Emergency social services said it was helping more than 1,500 people who left four communities in the province’s northeast near the Manitoba boundary.

Most of the evacuees were from Pelican Narrows, where a 200-square-kilometre fire was burning about three kilometres away.

“We are carrying out direct action on the southern flank of that fire,” Steve Roberts, the province’s executive director of wildfire management, said in a conference call.

“Highway 135 has been breached in that area north of Pelican Narrows by this fire, and the fire threat exists to the power lines, which are parallel to that highway, and its substation.”

Pelican Narrows was under a general evacuation order.

The community of Sandy Bay, north of Pelican Narrows, also declared a state of emergency. Nearly 80 Sandy Bay residents with health concerns and their families left Wednesday.

Pelican Narrows and Sandy Bay are part of the Peter Ballantyne Cree Nation. Vice-chief Harold Linklater said in a Facebook post Wednesday that if residents chose to stay, they would be on their own with no guarantee of phone lines, power, water or other essential services.

Duane McKay, Saskatchewan emergency management commissioner, estimated in the conference call that there were more than 1,000 people still in Pelican Narrows. Officials were trying to count people still in the community, he said.

There were five buses in the community, but people seemed to have “very little interest in leaving at this particular point.”

He said they could be escorted out in their own vehicles when it was safe to do so.

“The highway … has been breached by fire; therefore, there is some risk during parts of the day where the highway will be closed for all traffic other than those that are directly engaged in firefighting,” said McKay. “When the fire is subsided somewhat, typically early in the morning and later in the evening, and when it is safe … people can leave during those times.

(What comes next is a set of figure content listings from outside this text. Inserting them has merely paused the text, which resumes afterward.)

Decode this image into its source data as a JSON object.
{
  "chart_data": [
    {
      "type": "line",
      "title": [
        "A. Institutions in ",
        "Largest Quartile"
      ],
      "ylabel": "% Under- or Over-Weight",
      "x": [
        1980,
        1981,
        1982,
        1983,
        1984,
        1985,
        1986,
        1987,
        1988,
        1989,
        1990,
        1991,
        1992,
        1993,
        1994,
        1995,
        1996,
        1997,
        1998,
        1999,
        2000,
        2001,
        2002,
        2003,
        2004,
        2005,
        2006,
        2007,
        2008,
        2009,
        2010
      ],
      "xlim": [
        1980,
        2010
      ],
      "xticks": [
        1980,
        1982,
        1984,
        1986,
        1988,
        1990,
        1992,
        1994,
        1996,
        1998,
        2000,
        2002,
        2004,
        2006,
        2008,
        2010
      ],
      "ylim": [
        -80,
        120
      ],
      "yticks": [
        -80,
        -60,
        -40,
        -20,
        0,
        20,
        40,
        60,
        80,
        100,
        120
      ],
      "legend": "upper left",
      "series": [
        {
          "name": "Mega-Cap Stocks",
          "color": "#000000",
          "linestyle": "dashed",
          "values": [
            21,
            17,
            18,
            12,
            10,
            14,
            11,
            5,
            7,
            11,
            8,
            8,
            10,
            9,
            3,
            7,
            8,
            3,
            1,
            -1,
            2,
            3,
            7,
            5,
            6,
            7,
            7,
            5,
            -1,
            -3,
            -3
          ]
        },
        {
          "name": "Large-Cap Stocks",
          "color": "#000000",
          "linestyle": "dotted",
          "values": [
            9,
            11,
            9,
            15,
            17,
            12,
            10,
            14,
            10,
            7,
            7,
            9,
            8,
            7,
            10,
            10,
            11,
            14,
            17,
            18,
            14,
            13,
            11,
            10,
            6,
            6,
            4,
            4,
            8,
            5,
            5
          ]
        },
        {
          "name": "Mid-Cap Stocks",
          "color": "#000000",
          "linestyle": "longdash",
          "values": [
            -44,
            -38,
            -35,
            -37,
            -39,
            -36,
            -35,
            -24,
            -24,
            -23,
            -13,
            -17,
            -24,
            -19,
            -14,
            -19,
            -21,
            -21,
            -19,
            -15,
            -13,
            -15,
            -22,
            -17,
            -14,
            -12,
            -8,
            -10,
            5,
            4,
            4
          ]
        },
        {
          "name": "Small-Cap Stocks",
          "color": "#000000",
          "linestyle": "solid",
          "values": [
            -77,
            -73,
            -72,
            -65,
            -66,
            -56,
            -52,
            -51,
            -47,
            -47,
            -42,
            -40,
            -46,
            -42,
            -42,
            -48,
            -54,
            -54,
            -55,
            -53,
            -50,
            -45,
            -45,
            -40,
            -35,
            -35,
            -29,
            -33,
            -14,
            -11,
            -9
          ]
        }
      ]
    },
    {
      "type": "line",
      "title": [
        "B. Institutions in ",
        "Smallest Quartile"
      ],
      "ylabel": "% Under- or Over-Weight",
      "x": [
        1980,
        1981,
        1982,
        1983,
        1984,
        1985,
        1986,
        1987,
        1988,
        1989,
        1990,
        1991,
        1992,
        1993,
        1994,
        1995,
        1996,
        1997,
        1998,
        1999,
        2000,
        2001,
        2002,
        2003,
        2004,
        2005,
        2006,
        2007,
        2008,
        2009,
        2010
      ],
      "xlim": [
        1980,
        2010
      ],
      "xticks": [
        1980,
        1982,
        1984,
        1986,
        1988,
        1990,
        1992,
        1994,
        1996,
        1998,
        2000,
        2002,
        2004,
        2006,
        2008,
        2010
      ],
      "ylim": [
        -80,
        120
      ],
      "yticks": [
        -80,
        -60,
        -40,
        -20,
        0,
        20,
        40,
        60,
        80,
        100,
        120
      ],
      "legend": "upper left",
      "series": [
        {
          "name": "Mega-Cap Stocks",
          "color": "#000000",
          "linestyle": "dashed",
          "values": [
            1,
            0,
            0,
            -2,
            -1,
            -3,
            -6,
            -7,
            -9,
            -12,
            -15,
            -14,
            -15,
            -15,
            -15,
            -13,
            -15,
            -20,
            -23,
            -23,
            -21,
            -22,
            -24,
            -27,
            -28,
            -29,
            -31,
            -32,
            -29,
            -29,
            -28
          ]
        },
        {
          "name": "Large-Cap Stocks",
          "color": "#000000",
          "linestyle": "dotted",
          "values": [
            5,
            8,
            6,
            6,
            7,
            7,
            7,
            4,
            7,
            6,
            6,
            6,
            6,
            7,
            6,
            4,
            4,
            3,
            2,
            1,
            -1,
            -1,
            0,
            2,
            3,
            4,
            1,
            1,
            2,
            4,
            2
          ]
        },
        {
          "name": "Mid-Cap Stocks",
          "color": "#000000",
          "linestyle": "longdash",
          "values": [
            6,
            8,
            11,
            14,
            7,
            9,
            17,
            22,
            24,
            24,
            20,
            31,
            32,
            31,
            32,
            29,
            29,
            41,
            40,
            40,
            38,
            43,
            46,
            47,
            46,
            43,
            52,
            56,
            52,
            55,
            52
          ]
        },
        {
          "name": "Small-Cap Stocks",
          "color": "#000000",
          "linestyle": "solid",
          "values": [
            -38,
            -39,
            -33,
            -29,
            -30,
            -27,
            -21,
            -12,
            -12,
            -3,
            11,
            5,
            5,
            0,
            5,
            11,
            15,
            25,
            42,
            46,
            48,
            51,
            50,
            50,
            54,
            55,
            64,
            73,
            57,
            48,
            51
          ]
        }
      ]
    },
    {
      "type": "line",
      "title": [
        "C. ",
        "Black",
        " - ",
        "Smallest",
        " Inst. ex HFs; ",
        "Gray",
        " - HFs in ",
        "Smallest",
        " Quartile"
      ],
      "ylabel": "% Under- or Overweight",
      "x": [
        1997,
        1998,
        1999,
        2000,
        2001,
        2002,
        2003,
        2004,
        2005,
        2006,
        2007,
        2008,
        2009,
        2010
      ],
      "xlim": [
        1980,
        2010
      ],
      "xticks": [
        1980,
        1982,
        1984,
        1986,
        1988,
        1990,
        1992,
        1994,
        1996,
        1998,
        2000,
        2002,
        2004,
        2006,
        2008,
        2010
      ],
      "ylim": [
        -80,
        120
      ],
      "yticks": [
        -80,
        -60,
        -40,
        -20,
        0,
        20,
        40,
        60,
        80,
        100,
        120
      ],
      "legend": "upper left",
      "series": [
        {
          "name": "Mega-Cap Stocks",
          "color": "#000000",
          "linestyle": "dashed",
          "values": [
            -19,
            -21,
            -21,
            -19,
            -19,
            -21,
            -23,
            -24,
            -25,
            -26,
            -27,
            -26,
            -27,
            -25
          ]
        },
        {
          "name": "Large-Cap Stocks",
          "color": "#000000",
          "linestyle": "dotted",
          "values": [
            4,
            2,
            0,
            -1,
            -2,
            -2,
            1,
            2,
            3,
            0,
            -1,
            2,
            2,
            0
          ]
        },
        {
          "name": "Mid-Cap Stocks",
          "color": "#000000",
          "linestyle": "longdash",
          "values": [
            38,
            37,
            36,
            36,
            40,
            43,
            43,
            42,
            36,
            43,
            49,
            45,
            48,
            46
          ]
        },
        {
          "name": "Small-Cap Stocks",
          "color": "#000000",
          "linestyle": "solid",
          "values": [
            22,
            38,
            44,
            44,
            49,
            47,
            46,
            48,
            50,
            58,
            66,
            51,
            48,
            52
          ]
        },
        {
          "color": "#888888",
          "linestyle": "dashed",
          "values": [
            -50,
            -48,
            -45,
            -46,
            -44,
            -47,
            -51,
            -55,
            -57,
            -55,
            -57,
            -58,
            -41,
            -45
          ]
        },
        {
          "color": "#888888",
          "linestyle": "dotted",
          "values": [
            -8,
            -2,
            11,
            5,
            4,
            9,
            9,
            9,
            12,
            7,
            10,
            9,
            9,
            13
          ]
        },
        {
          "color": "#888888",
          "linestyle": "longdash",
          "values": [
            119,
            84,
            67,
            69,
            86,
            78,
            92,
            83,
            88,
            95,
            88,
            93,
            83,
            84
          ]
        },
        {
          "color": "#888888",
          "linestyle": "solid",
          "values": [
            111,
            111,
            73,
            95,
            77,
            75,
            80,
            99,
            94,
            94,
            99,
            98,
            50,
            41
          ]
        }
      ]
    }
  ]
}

“We’ll send a vehicle with them to ensure that they get through safely.”

Peter Beatty, chief of the Peter Ballantyne First Nation, said Thursday a strict curfew from 9 p.m. to 7 a.m. has been imposed in Pelican Narrows.

“We were getting reports that there were some young individuals still in the community,” he said. “We had to put in that curfew, and an order as well for the RCMP to act on behalf of family and child services, because all those individuals have already been evacuated.”

McKay said smoke was the issue in Pelican Narrows, not a direct fire threat.

But another fire that is about 600 square kilometres in size was posing a direct threat to the tiny communities of Birch Portage and Jan Lake, which were completely evacuated. Emergency social services was helping about two dozen people from those communities.

Environment Canada issued a special air quality statement Thursday for much of Saskatchewan because of smoky conditions.

The advisory said numerous forest fires in northern Saskatchewan meant reduced visibility and poor air quality in that area. Over southern Saskatchewan, widespread smoke was expected to gradually work its way eastward.

The province also issued a ban on all open fires for land south of the Churchill River to the U.S. border, including all provincial parks. The ban covers two-thirds of Saskatchewan.

“Our long-term, seven- to 10-day weather systems indicate that we will have high hazards in those areas,” said Roberts.